In May, something rare happened at this table.
People listened to each other.
“Chief Andrea Paul came and sat at this table and asked us, ‘How will a mill closure affect you?’ And (she) gave us all a chance to talk,” said Julia McMillan.
“It impressed us so much that she came.”
After Paul had heard from Julia and her husband David, both forest technicians who rely on Northern Pulp, they, in turn, listened to what living beside the mill’s effluent for 52 years had meant for the Pictou Landing First Nation.
They spent an entire day talking about their lives, communities, and forestry practices between that kitchen table and a tour of some of the 400 hectares of woodland the McMillan family manages.
At day’s end, they didn’t agree on whether Northern Pulp should be granted an extension under the Boat Harbour Act to allow time for the mill to build a new effluent treatment facility.
And they didn’t agree on whether that proposed facility should be allowed to pump its treated effluent into the Northumberland Strait.
But they did share a bond of mutual respect.
“I think these conversations should have happened years ago,” Paul said this week.
“And not because of the situation that’s on the table now. The reality that we’re in today is unfair to everyone.”
It is a hard reality with looming deadlines.
Northern Pulp plans on submitting its focus report responses to the provincial Environment Department by month’s end.

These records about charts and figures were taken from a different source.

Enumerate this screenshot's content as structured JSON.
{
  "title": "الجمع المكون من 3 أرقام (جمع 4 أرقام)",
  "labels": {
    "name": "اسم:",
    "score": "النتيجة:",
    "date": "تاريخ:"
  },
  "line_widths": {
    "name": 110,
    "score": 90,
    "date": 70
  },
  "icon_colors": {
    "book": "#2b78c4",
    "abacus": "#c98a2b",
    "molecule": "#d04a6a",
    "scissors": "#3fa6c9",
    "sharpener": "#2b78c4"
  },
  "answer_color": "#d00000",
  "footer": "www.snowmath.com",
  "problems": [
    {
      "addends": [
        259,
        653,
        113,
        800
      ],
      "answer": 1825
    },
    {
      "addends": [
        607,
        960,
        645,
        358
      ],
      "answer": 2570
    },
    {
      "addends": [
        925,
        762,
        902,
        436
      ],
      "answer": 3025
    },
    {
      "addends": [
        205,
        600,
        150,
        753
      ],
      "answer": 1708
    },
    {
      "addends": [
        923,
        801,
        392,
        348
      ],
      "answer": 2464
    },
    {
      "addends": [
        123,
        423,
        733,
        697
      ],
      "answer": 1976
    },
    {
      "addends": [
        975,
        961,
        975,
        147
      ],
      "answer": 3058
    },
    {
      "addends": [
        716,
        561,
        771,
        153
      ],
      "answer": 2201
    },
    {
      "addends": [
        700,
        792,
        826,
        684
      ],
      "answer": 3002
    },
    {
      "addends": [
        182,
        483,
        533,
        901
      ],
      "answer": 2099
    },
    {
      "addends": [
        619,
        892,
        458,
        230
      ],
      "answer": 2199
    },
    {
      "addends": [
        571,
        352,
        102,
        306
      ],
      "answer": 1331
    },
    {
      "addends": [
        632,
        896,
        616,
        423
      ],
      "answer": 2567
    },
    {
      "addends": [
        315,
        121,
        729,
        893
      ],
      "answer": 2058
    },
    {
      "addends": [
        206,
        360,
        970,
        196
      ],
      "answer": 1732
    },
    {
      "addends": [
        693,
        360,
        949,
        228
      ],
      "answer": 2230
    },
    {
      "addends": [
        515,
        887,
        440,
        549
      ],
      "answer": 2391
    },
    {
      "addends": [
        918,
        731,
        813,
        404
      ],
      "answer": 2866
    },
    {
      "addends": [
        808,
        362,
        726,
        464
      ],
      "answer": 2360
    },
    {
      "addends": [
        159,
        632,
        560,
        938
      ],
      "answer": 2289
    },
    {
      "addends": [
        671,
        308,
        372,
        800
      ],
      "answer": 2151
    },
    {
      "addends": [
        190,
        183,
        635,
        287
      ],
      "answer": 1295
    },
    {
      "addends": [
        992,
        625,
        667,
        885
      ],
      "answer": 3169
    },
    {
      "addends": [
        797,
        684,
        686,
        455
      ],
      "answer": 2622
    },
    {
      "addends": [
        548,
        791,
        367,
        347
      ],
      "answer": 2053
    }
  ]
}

There will be a month for public comment on the studies comprising the focus report and then Environment Minister Gordon Wilson will have 25 days to decide whether to approve it.
If approved, the new facility could take 21 months to build.
The 2015 Boat Harbour Act demands the existing effluent treatment plant close by Jan. 31, 2020.
While a Department of Lands and Forestry spokeswoman refused to comment this week on a “hypothetical situation,” everyone else is talking.
And tensions are rising as a potential Northern Pulp shutdown draws near.
No Pipe signs dot lawns along the Northumberland Strait of a broad coalition for fishermen, First Nations and community groups who oppose Northern Pulp’s plan.
There are also Support Forestry Families signs in yards like the McMillans and Support Northern Pulp stickers on the tailgates of pickup trucks around Northern Nova Scotia.
Tales of threats and harassment have spread among those on both sides of the issue.
The sharp divisions are most evident on social media.
Facebook groups titled Clean up the Pictou County Pulp Mill and Support Northern Pulp Jobs and the Nova Scotia Economy host impassioned discussions of siloed opinions.
In this golden age of communication, we appear to understand each other less than ever.
“The great gift that social media promised was access to the conversation,” said Amy Thurlow, a communications professor at Mount Saint Vincent University in Halifax who studies social media effects on public discourse.
“In days gone by, the people who had access to important conversations were the people who could get there. Everyone else was left out. The idea was that now that we can get all the voices at the table, it will engage and democratize discourse.”
Nova Scotians are more connected than ever before, and as our province faces one of the most divisive decisions in recent memory, the most notable feature of the conversation is what’s lacking — respectful acknowledgement of the ground upon which both sides stand.
Thurlow isn’t surprised.
“What happened is that social media created these echo chambers, these bubbles around conversations,” she said.
“When people get there, they tend to only talk to people that think like they do and don’t cross boundaries.”
The algorithms that drive what shows up in our news feed actually promote this — they are designed to bring us posts that we want to see.
That keeps us looking at our screens.
Those algorithms also keep us from seeing opinions that we don’t like or thinking deeply about perspectives other than our own.
“Social media’s strength is its reach,” Thurlow said.
“What it doesn’t do well is depth. That’s what’s so critical in this situation. In a debate where people’s realities are so different and the stakes are so high, we can’t get a depth of conversation in the medium we use the most.”
When the McMillans invited Paul to their home and she agreed to come, both were using what Thurlow considers “the most effective form of engagement.”
They talked face to face.
Both represent groups that consider themselves to be unheard and misunderstood.